YSY01A abrogates regulatory proteins important for cell proliferation and anti-apoptosis in cisplatin-resistance cancer cells

DNA damage and subsequent induction of apoptosis are the primary cytotoxic mechanism of cisplatin whereas aberrant signaling transduction usually contributes to apoptosis resistance, for example, the transcription factors NF-κB p65 and STAT3 associate with overexpression of anti-apoptotic gene, Bcl-2, in tumor cells [18, 19]. To explore the mechanism of YSY01A to suppress cell survival, we examined the cellular effect of YSY01A treatment on the proteins favoring cell proliferation and anti-apoptosis. SKOV3/DDP cells were treated with 0 (vehicle control), 200 and 400 nM YSY01A for 48 hours or 400 nM YSY01A for 0, 12, 24 and 48 hours, respectively. As evident from Fig.3A, NF-κB p65 was reduced by YSY01A treatment in dose- and time-dependent manners and a reduction in phosphorylated STAT3 at Tyr705 was also detected with decreased total protein level of STAT3. However, the mRNA levels of NF-κB p65 and STAT3 were not changed substantially as determined by quantitative real-time PCR analysis, suggesting a protein-level regulation on these proteins (Fig.3B).

 Fig 3 

Effect of YSY01A on regulatory proteins important for cell proliferation and anti-apoptosis in cisplatin-resistance cancer cells. (A) Expression levels of specific proteins that are involved in cell proliferation and anti-apoptosis were analyzed by Western blotting with antibodies indicated after SKOV3/DDP cells were exposed to 0 (vehicle control), 200 or 400 nM YSY01A. GAPDH was used as a loading control. (B) SKOV3/DDP cells were treated as indicated followed by extracting total RNA and real-time PCR analysis of selected genes. GAPDH was used as an internal control. (N=3; ** p<0.01, by Student's t-test as compared with vehicle control)
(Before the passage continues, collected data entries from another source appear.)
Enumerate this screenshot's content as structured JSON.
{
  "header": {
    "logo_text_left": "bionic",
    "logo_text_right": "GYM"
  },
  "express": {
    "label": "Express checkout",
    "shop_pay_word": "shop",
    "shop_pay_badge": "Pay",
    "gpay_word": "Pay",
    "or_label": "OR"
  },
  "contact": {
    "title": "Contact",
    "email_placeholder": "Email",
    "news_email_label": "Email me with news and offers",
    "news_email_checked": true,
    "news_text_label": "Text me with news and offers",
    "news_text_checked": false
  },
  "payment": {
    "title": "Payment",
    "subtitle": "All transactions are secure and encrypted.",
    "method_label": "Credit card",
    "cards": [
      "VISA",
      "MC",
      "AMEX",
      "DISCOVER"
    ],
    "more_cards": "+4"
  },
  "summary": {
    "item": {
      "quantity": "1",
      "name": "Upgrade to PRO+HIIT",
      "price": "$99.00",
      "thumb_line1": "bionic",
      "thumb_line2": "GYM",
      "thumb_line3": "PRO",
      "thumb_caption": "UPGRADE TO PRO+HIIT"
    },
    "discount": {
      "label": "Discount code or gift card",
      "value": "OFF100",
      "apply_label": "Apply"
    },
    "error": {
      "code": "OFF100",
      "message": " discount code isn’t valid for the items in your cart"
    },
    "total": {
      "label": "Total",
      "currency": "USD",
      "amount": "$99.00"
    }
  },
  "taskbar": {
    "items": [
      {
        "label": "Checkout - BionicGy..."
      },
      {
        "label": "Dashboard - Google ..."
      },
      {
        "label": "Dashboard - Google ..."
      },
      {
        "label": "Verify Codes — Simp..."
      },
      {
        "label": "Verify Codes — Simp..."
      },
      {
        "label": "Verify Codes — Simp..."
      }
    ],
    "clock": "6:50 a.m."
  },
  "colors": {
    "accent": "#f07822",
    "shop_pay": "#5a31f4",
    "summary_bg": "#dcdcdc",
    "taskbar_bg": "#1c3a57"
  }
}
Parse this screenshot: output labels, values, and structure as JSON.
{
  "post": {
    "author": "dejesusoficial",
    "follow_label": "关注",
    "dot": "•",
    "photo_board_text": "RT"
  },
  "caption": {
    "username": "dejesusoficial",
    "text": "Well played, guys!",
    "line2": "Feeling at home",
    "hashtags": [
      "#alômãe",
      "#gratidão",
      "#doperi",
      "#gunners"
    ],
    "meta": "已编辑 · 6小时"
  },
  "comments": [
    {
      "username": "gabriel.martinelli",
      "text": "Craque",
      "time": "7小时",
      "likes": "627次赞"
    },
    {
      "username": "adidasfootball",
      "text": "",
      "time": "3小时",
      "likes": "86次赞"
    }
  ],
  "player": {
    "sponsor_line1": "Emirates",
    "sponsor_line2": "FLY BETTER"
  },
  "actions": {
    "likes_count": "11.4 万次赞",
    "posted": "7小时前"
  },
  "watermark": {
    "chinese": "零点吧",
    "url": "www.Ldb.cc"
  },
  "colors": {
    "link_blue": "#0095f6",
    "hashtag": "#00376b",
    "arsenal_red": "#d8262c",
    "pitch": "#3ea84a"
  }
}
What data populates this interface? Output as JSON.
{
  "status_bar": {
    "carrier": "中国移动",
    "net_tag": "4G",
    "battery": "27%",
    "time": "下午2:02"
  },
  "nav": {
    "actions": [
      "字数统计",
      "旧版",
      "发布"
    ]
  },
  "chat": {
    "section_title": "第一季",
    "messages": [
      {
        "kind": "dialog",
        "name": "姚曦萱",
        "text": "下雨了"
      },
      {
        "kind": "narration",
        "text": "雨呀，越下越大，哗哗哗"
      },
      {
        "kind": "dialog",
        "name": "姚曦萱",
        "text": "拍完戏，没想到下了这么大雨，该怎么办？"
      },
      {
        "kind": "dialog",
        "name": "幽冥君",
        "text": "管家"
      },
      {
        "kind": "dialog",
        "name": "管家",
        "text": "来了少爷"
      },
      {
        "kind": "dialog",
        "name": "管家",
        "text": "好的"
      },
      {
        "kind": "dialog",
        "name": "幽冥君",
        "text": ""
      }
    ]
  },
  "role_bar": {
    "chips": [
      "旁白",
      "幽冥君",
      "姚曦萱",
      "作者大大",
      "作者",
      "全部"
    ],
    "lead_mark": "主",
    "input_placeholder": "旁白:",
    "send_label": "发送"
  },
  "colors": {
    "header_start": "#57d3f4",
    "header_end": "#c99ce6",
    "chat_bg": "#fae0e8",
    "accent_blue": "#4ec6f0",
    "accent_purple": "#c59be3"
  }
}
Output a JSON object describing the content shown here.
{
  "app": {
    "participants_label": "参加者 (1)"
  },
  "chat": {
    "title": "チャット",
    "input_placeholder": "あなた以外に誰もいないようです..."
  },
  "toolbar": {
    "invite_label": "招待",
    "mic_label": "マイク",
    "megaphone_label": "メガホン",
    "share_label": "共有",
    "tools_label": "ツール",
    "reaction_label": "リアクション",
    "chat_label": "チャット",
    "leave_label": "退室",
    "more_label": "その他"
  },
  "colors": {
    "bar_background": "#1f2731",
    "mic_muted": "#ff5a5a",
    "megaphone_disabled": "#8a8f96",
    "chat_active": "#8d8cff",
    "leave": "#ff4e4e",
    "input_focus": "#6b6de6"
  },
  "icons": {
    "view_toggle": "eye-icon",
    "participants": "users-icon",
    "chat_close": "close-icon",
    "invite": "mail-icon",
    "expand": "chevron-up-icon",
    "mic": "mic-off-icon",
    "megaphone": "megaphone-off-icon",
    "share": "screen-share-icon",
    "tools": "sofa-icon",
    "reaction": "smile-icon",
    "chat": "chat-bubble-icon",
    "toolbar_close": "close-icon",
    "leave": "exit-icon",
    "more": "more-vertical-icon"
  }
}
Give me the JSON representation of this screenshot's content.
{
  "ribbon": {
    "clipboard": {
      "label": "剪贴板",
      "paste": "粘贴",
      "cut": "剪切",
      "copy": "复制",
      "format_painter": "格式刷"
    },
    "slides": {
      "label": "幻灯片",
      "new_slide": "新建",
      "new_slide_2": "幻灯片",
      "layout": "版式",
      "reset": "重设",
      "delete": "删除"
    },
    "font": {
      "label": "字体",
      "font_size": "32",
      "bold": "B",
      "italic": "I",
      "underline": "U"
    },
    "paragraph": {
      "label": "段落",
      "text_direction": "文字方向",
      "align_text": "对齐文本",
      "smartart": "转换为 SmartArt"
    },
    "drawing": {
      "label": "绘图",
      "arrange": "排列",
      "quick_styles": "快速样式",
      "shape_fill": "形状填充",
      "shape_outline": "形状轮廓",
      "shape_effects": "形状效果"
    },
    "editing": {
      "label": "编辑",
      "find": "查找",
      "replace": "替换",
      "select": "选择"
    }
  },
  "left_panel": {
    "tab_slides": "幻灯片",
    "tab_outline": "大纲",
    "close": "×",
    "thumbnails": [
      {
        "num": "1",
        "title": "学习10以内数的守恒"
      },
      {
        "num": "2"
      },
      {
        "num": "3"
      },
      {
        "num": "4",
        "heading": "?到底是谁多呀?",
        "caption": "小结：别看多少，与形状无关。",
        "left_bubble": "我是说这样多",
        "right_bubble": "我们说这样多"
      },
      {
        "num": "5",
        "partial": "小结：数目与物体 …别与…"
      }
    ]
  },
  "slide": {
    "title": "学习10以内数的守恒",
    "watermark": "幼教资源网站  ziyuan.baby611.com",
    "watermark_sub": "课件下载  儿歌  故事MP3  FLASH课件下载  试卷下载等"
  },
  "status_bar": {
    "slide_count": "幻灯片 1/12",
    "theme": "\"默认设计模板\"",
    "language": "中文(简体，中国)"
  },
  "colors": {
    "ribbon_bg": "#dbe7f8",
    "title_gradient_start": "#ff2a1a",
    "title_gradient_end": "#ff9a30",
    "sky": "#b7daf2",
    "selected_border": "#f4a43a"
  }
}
J Cancer Image (Click on the image to enlarge.)

Anti-apoptotic genes are prominent targets for NF-κB p65 and STAT3, e.g. Bcl-2 are regulated by both factors [20, 21]. We also found that the protein level of Bcl-2 was reduced following YSY01A treatment (Fig.3A). This observation was further confirmed on mRNA level as well (Fig.3B). Treatment with 200 nM YSY01A diminished the Bcl-2 mRNA level by 48% and it further decreased by 73% after treatment with 400 nM YSY01A, as compared with vehicle control. Collectively, our data suggest that YSY01A modulates the NF-κB and STAT3 at the protein level and their anti-apoptotic downstream, Bcl-2, was down-regulated accordingly.

YSY01A enhances the sensitivity of drug-resistant ovarian cancer cells to cisplatin

Considering YSY01 alone can cause loss of cell viability and induction of apoptosis, we hypothesized that the addition of YSY01A may increase cisplatin sensitivity in cisplatin-resistant cancer cells, SKOV3/DDP cells were pretreated with 0 (vehicle control), 50 or 100 nM YSY01A for 24 hours followed by 48-hour combination treatment with cisplatin. The IC50 of cisplatin was reduced to 13.4±1.3 μM in combination with 50 nM YSY01A. YSY01A at 100 nM further reduced the IC50 value to 11.7±1.3 μM. The change in sensitivity was reflected as a left shift of the dose-response curve in combination with YSY01A (Fig.4A). We also analyzed the nature of the interaction between YSY01A and cisplatin using CDI, which quantitatively measures the interaction of two drugs. As shown in Fig.4B, the synergistic effect was most prominent when 32 µM cisplatin was combined with 100 nM YSY01A. Thus our findings indicate that YSY01A enhances the cytotoxicity of cisplatin in cisplatin-resistant ovarian cells.

 Fig 4 

Enhancement of cisplatin cytotoxicity in SKOV3/DDP cells after YSY01A treatment. (A) SKOV3/DDP cells were treated with cisplatin alone or in combination with YSY01A followed by SRB assay. GraphPad software was used to generate cell survival curves and compute IC50 values of cisplatin in the presence or absence of YSY01A. (B) Drug interaction was analyzed using the coefficient of drug interaction (CDI). CDI<1 indicates a synergistic effect, CDI=1 indicates an additive effect, CDI>1 indicates an antagonistic effect.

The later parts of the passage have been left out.